2. The genetic analyses for explanation of decreased blood catalase activity yielded the following results.

It seems that rs769217 (C111T in exon 9, +22348C→T, Asp389Asp) a silent mutation and rs1001179 (-262C→T) in the 5’ region of catalase gene have no effect on blood catalase activity.

The significantly higher frequency of diabetes (23.8 %, P0.001, compared to the 6.5 % of Hungarians) was found in inherited catalase deficiency. It may mean that the increased hydrogen peroxide concentration due to the low catalase activity may contribute to the damage of the oxidation sensitive pancreatic beta--cells. Furthermore, not the type of mutation but the oxidative damage due to their lowering effect on blood catalase may play a role in diabetes mellitus as 11 of 12 Hungarian acatalasemic mutations were found in diabetics.

These data may suggest that the lifelong effect of oxidative damage on the oxidant sensitive, insulin producing pancreatic beta-cells could contribute to the manifestation of diabetes mellitus especially to type 2 form [2,23,25,26,28,29]. These suggestions are in agreement with those found in animal experiments. Their authors reported that the acatalasemic mice were found susceptible for diabetes hich was caused by the oxidative stress of alloxan [30,31].

3. For 23 diabetics with decreased (50%) blood catalase activities only four (17.4%) acatalasemia mutations could explain the reason for the catalase decrease while for the other (82.6 %) cases it remains unsolved.

On the basis of these results it may be thought that the decreased blood catalase activity in type 2 and gestational diabetes rather due to regulatory mechanisms than to the catalase gene mutations.

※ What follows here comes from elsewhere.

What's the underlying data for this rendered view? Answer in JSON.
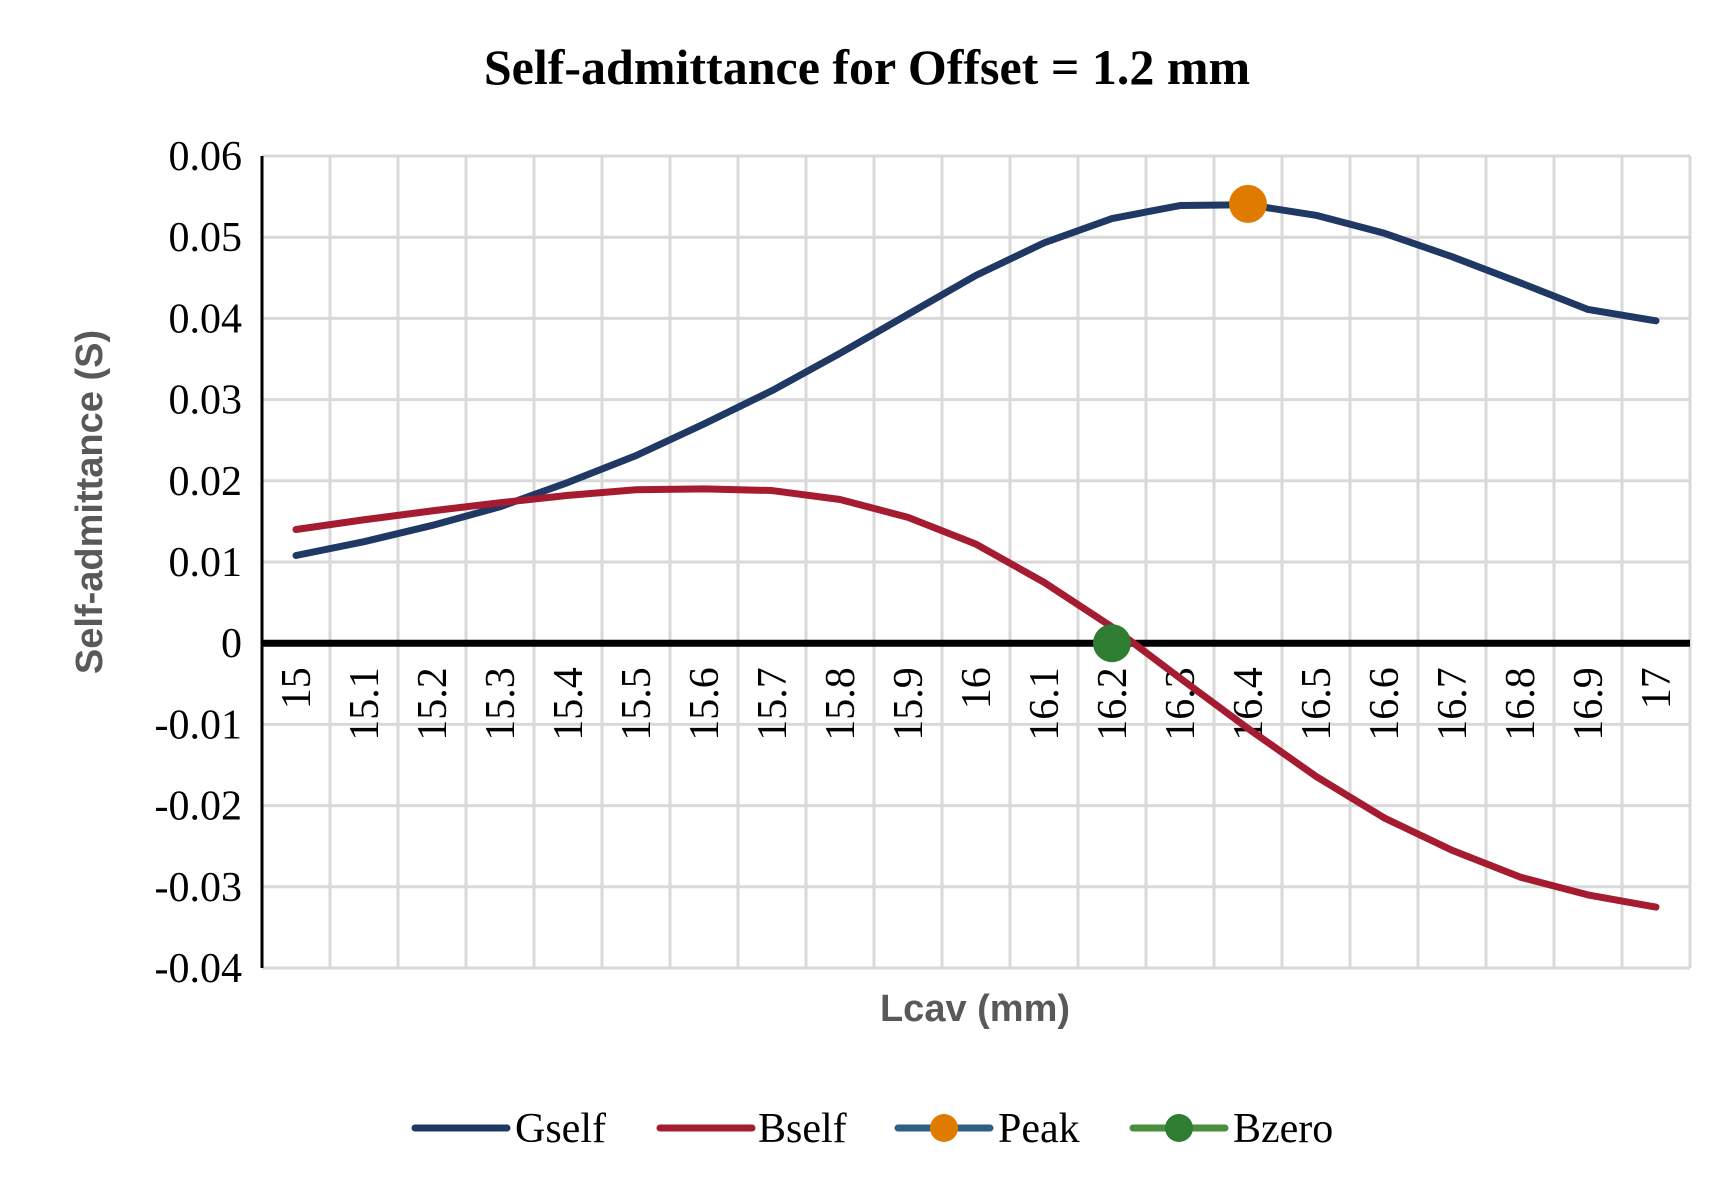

Recent findings have revealed such mechanisms. Glorieux C. et al., in their review reported that the core promoter of the catalase gene has binding sites for transcription factors like NF-Y, Sp1, FoxO3a, and PPARγ, Oct-1. These factors may play an essential role in the regulation of catalase expression [11]. Dawson NJ, and Storey KB. Found that wood frog catalase could be activated by phosphorylation of serine and thyrosine of the catalase protein. They are suggesting that researchers should explore the activation of catalase enzyme by phosphorylation in other catalases especially in human catalase enzyme [12]. Veal E et al., reported on the hydrogen peroxide signaling which could be enhanced in catalase deficiency [1].